At 8.30pm, Zoe phoned the building's superintendent and recounted her fears. "You'll think I'm crazy," she said, "but I've got this feeling something has happened to the elevator." The superintendent, a friend of the family, said he'd drive over to the building and make sure everything was in order. But it wasn't. When he let himself into the office block he could hear the sound of knocking coming from the elevator shaft. One of the four lifts wasn't operating. It was jammed between the eighth and ninth floors and someone was inside it.. A fault in the mechanism had jammed the doors on all floors from the fourth to the tenth so there was no way of communicating with the trapped man.
The superintendent called New York fire brigade and a fireman was lowered down the shaft to where the lift was jammed. He saw that the ratchets holding the car in place had bent and that the heavy car was being held by two slender metal prongs which could break at any moment. Over the next two hours a team of experts worked to secure the elevator with cables lowered from beams at the top of the shaft.

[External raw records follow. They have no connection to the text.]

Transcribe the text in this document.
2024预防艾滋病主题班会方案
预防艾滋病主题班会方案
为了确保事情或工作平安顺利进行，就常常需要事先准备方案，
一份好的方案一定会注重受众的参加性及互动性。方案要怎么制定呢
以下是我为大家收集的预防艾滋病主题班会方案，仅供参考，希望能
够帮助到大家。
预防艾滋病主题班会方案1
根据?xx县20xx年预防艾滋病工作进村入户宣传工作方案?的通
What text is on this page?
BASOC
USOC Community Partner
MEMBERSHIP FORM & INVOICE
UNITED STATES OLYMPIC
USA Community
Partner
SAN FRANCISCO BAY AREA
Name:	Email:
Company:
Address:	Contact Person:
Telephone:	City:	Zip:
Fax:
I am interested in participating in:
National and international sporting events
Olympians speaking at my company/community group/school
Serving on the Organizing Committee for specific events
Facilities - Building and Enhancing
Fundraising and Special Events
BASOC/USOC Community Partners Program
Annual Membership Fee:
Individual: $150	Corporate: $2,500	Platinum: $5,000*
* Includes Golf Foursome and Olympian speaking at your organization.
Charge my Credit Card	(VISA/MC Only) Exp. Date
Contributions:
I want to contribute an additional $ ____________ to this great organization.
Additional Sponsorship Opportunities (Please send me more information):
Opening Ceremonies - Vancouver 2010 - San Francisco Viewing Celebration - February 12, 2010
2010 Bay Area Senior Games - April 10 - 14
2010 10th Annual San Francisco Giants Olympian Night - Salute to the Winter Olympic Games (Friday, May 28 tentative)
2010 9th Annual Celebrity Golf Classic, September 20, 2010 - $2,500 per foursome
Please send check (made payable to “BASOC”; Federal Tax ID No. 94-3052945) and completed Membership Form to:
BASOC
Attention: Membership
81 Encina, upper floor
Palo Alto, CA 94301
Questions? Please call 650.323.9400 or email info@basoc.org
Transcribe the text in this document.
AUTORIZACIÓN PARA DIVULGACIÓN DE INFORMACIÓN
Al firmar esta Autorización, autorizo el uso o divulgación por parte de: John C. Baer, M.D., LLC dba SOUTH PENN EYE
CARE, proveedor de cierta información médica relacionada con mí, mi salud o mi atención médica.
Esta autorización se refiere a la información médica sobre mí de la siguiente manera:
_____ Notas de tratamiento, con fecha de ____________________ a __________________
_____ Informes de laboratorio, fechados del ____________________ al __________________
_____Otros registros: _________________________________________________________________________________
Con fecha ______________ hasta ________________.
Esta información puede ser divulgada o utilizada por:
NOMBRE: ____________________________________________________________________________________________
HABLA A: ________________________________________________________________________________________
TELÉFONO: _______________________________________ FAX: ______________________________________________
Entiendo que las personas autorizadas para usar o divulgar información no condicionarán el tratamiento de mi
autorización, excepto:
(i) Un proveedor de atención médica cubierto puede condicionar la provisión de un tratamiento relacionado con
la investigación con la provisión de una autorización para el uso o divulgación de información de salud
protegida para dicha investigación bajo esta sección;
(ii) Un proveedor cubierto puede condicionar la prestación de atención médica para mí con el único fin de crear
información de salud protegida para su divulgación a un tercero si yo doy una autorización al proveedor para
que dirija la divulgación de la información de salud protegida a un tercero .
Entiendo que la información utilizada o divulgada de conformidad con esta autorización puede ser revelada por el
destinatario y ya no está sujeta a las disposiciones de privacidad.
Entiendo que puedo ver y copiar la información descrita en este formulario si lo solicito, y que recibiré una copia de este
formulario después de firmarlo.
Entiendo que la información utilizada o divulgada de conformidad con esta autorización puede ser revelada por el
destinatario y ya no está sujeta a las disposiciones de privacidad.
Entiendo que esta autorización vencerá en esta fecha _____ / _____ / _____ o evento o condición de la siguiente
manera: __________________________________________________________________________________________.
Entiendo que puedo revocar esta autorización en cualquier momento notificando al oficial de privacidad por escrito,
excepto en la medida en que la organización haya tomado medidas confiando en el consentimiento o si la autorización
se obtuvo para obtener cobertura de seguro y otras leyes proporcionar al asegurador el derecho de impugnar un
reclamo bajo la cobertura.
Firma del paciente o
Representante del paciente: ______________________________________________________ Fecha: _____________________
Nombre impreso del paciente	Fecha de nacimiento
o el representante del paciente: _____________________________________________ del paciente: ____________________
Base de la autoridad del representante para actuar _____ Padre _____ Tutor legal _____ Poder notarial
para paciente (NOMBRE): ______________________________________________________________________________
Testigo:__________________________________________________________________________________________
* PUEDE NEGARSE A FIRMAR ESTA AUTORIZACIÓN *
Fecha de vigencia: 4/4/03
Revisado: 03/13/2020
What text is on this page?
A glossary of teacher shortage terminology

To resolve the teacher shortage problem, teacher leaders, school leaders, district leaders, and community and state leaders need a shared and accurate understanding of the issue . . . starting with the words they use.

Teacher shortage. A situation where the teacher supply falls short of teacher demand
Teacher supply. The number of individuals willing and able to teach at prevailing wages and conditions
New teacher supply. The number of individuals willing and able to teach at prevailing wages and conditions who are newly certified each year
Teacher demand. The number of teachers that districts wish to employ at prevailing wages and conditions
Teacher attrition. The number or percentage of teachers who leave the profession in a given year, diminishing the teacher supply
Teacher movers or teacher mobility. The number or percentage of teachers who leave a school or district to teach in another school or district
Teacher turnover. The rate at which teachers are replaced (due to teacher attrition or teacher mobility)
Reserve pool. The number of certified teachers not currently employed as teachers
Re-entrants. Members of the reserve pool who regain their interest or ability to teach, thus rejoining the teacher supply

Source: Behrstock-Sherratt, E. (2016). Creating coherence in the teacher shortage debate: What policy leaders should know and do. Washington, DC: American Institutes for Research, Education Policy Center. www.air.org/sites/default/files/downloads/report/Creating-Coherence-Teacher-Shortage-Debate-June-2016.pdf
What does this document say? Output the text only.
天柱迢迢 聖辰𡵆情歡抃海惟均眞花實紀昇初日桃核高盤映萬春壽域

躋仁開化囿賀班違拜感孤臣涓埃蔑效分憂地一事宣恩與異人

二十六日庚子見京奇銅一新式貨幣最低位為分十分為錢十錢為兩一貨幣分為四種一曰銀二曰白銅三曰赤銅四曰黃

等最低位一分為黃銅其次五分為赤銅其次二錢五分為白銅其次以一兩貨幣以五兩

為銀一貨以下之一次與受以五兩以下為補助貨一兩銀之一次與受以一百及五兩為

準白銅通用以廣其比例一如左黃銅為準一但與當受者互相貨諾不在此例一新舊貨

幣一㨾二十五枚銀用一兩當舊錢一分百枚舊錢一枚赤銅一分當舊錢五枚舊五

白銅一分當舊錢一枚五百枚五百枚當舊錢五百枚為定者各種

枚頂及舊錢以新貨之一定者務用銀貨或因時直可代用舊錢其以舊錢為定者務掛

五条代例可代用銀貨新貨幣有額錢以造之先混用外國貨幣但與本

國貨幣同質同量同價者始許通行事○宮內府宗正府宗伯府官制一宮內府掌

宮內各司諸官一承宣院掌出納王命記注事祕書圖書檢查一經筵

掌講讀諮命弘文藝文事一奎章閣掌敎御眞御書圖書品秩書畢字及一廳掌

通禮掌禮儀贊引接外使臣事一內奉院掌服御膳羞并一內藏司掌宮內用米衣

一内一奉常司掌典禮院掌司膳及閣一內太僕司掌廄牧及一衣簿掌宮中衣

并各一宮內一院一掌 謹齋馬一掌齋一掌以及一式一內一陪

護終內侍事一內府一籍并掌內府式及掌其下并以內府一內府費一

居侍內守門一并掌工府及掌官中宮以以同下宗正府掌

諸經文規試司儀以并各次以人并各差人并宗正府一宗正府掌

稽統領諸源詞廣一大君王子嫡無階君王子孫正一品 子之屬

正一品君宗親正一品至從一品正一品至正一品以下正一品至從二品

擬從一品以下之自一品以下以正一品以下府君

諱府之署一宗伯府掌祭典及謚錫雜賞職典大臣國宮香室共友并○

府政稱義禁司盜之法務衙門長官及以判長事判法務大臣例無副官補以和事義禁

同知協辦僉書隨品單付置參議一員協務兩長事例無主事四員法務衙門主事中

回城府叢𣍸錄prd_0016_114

At 11pm the job was done and an operator with a blow-torch was lowered to hack a hole in the top of the car.
It was shortly after midnight that the haggard figure of Charlie Schwartz appeared through the roof of the elevator and was hauled to safety on a rope harness. The details of his ordeal were almost exactly as his wife had forecast. It had happened at 3pm and he had reconciled himself to a long hungry and lonely wait until the office opened on Monday.
It was when the car started to creak a sway that he realised that the incident could end in disaster. Later he was to tell pressmen:"My wife's premonition probably saved my life. Just how and why she knew what had happened no one can say. But if she hadn't I probably wouldn't be here to tell the tale.